Heard this discussed on a gardening radio show this week for here in northern DE. Will work but seed will not germinate until ground is warm (they said
70 deg. F). If not snowed over, you're mostly feeding the birds. A later seeding before a late snow, maybe March, said to be better.
I understood (from my county extension agent father) that it works for bluegrass, but not so much for fescue ( fwiw, fescue came out fine for the spots where I have winter-planted fescue).
However, you are supposed to seed just before the snow, not after, so it is under the snow blanket. (No need to add any annual grasses, btw.)
Apparently most bluegrass needs 10-14 days of cool damp weather to germinate, and it will definitely germinate under the snow, where it is cool and damp. (maybe not germinate in 5-10 days, but who cares if it takes three months when your lawn is under a foot of snow all that time?)
I have used that trick on several problem areas of a 10-acre-complex grounds, and at home, in places where they have tried to grow grass (in Minnesota) using "classic" methods with no multi-season success (till/scarf, straw/hay/burlap, deep watering, etc.).
The "seed as the first snow flakes of the big snow storm are falling" method worked first time, every time - better yet, those tough spots are still covered with grass after many years.(Especially successful in "sanded loam")
FWIW, the winter-planted bluegrass and fescue seems to have developed its long roots better than the spring/summer method.

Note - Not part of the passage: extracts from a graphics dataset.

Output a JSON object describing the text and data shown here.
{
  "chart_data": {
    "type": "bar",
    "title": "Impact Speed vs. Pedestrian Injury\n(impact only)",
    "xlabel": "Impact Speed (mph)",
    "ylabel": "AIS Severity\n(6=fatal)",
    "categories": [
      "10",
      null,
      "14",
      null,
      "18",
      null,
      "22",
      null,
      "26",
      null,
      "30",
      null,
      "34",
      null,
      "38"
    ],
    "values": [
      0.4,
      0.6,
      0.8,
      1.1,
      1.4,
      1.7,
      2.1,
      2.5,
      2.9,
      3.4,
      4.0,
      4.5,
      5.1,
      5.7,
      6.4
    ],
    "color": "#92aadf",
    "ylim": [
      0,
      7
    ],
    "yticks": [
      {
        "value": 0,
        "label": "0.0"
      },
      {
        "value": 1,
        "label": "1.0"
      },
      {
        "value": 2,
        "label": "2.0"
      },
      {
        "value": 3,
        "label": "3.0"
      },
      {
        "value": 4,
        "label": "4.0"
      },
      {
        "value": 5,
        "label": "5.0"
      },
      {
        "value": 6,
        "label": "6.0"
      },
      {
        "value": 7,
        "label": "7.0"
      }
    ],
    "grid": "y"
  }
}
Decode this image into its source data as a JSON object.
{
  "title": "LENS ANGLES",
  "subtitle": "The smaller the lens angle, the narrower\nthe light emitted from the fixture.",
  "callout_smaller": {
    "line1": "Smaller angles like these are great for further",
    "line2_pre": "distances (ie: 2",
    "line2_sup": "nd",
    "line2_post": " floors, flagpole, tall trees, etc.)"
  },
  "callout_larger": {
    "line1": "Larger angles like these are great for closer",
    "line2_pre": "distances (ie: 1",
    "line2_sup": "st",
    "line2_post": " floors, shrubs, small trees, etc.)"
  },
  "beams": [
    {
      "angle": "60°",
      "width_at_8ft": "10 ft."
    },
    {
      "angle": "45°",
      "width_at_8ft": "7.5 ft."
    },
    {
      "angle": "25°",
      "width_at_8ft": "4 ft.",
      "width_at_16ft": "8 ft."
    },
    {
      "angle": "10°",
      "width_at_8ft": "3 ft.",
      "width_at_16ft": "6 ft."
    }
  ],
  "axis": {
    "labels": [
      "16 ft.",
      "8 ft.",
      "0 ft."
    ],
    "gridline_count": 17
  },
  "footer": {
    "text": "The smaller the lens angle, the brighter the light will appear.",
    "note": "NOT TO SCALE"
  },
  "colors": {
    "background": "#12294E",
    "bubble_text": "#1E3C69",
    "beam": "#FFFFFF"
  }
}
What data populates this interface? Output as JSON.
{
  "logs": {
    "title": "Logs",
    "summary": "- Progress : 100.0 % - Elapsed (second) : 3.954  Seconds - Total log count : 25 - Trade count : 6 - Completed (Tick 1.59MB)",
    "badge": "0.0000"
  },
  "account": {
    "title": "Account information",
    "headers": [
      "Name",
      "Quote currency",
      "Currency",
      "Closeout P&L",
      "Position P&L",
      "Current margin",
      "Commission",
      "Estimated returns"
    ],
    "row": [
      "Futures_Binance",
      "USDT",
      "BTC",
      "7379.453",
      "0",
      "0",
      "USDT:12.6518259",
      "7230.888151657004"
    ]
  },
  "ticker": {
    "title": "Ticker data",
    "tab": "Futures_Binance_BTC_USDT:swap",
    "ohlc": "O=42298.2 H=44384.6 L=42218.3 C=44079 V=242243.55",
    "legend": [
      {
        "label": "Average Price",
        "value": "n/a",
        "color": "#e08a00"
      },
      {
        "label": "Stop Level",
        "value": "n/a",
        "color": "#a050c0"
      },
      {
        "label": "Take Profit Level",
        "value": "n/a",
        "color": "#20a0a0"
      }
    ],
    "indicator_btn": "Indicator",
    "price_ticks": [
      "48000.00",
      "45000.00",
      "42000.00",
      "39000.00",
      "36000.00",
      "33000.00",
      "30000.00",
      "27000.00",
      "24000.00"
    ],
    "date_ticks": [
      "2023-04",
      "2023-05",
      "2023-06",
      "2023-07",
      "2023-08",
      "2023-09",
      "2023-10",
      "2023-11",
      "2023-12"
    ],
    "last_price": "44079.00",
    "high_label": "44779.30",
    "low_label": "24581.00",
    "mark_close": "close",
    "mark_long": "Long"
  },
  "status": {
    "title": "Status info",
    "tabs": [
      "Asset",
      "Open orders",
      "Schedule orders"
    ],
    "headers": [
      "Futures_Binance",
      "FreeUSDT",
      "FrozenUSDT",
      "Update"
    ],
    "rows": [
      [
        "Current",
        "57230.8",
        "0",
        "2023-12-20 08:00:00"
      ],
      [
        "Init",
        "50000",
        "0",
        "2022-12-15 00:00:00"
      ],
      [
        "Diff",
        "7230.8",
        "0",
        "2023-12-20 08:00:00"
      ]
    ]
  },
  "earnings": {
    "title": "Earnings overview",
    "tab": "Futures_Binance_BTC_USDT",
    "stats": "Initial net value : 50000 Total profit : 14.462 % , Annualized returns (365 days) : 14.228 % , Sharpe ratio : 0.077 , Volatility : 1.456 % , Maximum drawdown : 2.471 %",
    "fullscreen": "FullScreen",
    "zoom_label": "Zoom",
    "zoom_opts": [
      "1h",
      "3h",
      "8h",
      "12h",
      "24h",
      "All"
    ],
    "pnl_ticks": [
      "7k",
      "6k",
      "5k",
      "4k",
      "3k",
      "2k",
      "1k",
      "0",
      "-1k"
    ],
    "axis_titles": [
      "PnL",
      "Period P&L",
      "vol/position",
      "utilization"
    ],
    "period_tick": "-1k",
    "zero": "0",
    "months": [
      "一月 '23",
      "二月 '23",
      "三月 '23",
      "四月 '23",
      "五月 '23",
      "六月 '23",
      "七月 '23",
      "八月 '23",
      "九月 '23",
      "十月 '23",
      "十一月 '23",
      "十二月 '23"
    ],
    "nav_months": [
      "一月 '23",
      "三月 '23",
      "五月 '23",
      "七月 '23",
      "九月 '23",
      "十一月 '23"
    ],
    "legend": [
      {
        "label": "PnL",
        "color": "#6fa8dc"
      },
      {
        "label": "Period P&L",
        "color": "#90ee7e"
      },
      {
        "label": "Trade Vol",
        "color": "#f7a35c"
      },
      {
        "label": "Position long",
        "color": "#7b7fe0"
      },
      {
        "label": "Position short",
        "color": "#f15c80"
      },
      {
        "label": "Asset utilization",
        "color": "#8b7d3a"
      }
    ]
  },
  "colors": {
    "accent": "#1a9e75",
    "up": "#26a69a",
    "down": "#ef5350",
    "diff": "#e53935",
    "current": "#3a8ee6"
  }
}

Depends on the species of grasses involved (you probably don't want to do this with warm season grasses, the ones that stay green in summer), but it's ok for cool season species -- they germinate after cold treatment, preferably in a warm/cool cycle (that's actually how they test the seed for germination) -- several weeks in a cool refrigerator on a germination medium, then onto a lighted germination chamber for diurnal cycling.
January strikes me a bit early for overseeding in the DC area... you may lose significant amounts to birds and erosion before the soil temps are up to germination temperatures.
Best bet is to call one of the local cooperative extension service agencies in the DC area and ask when they suggest overseeding. I usually overseed in February in the Portland, OR, area.